İnsan her çağda kendi benliğini ve kimliğini dışa vurma isteğiyle var oldu. Mağara duvarlarına çizilenleri bu kapsamda düşünmek gerekiyor. Çizdikleriyle kendini anlattı insan. Bilerek ya da bilmeden geleceğe bir miras bıraktı. O mağara duvarlarından onun izlenimlerini, yaşamını, el hünerini öğrendik. Nasıl avlandığını, nasıl yaşadığını anlattı böylece. Devamında daha iyisini çizerek, geliştirerek iletişim kurmak için güzel bir araç olarak kullandı. Zamanla bulduğu ve geliştirdiği teknolojilerle yeni iletişim dilleri geliştirdi. Sanatı sadece bu şekliyle tanımlanın, buralara sığdırmanın yanlış olacağını düşünüyorum. Taşa kazıdıklarına, ağaca yonttuklarına, mağara duvarlarına çizdiklerine verdiği ruh ve onları bir biçime sokmasıyla sanata yaklaştı insan. O biçemdir ki doğadaki varlığa ortak oldu ve doğayı işledi. Yani zekanın ve sesin ortaklaşması ile sanat ortaya çıktı.
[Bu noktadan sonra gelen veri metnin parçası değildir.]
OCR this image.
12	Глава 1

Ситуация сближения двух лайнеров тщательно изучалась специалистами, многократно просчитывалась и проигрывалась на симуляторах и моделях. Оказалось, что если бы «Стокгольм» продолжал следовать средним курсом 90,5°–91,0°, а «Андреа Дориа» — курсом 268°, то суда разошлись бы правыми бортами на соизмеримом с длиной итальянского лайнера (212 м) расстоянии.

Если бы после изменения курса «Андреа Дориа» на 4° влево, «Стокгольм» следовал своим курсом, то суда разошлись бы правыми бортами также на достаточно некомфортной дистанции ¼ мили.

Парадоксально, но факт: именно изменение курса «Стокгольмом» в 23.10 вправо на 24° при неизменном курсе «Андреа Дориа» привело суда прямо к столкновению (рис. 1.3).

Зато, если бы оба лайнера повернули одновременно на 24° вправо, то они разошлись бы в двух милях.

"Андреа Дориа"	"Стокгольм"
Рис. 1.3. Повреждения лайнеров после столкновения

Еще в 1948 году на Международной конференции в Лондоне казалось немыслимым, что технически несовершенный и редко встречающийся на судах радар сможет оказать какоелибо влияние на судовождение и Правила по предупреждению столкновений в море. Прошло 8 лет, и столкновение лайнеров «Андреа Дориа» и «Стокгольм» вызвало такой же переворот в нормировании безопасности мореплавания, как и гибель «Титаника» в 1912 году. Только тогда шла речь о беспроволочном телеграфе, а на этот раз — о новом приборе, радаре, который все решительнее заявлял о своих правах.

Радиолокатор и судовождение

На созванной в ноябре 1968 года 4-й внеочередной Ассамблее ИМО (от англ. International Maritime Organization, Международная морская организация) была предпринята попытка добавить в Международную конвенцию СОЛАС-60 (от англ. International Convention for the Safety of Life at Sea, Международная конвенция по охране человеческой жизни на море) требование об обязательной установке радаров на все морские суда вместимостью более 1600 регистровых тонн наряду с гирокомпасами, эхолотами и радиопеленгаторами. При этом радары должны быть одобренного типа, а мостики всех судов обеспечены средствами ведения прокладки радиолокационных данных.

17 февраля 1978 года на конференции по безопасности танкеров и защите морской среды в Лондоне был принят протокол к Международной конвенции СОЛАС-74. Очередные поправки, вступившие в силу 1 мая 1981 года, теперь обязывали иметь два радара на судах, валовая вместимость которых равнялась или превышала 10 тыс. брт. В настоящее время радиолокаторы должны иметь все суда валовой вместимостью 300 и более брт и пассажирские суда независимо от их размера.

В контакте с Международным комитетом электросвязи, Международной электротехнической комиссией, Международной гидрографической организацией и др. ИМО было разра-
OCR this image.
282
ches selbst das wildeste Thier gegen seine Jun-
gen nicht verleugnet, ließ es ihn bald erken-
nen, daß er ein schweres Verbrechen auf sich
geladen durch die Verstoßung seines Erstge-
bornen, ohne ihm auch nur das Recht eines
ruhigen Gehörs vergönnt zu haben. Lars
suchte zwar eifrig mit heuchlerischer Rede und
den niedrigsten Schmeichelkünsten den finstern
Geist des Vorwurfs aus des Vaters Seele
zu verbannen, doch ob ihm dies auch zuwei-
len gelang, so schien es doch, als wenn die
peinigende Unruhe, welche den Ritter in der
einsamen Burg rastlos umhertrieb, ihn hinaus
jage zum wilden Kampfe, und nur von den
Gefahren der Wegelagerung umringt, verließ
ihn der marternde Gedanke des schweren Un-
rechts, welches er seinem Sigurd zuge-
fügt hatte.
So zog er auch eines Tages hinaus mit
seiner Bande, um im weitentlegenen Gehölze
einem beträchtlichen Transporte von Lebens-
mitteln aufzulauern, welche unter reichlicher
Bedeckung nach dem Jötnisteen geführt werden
Şimdi konumuza geçiş yapabiliriz. Çocukken oynanan oyunların uzantısı olmayan hiç bir yaratıcı düşünce yetişkin insan zihninde belirmez. Çünkü insanın yaşamı süresince düşün dünyasında sınırların olmadığı tek dönem çocuklukta oyun oynadığı dönemleridir. Çocuğun zihinsel gelişimi, el-göz koordinasyonunun artması, sosyal hayata adaptasyonu bu dönemdeki oyun eğilimleriyle anlaşılır aslında. Tam da bu yüzden hayal gücüyle doğru orantılı olarak çocuğun yaşamındaki her şey potansiyel sanat aracıdır. Onlar yetişkinler gibi hayallerini kişiliksizleştirme yerine onu konuşturur, ona hikayeler anlatır, ona sarılır. Bir çakıl taşı bile onun hikayesini anlatmak için yeterlidir. Çakıl taşını boyayabilir, suya atabilir, avucunda yuvarlayabilir, onunla konuşabilir.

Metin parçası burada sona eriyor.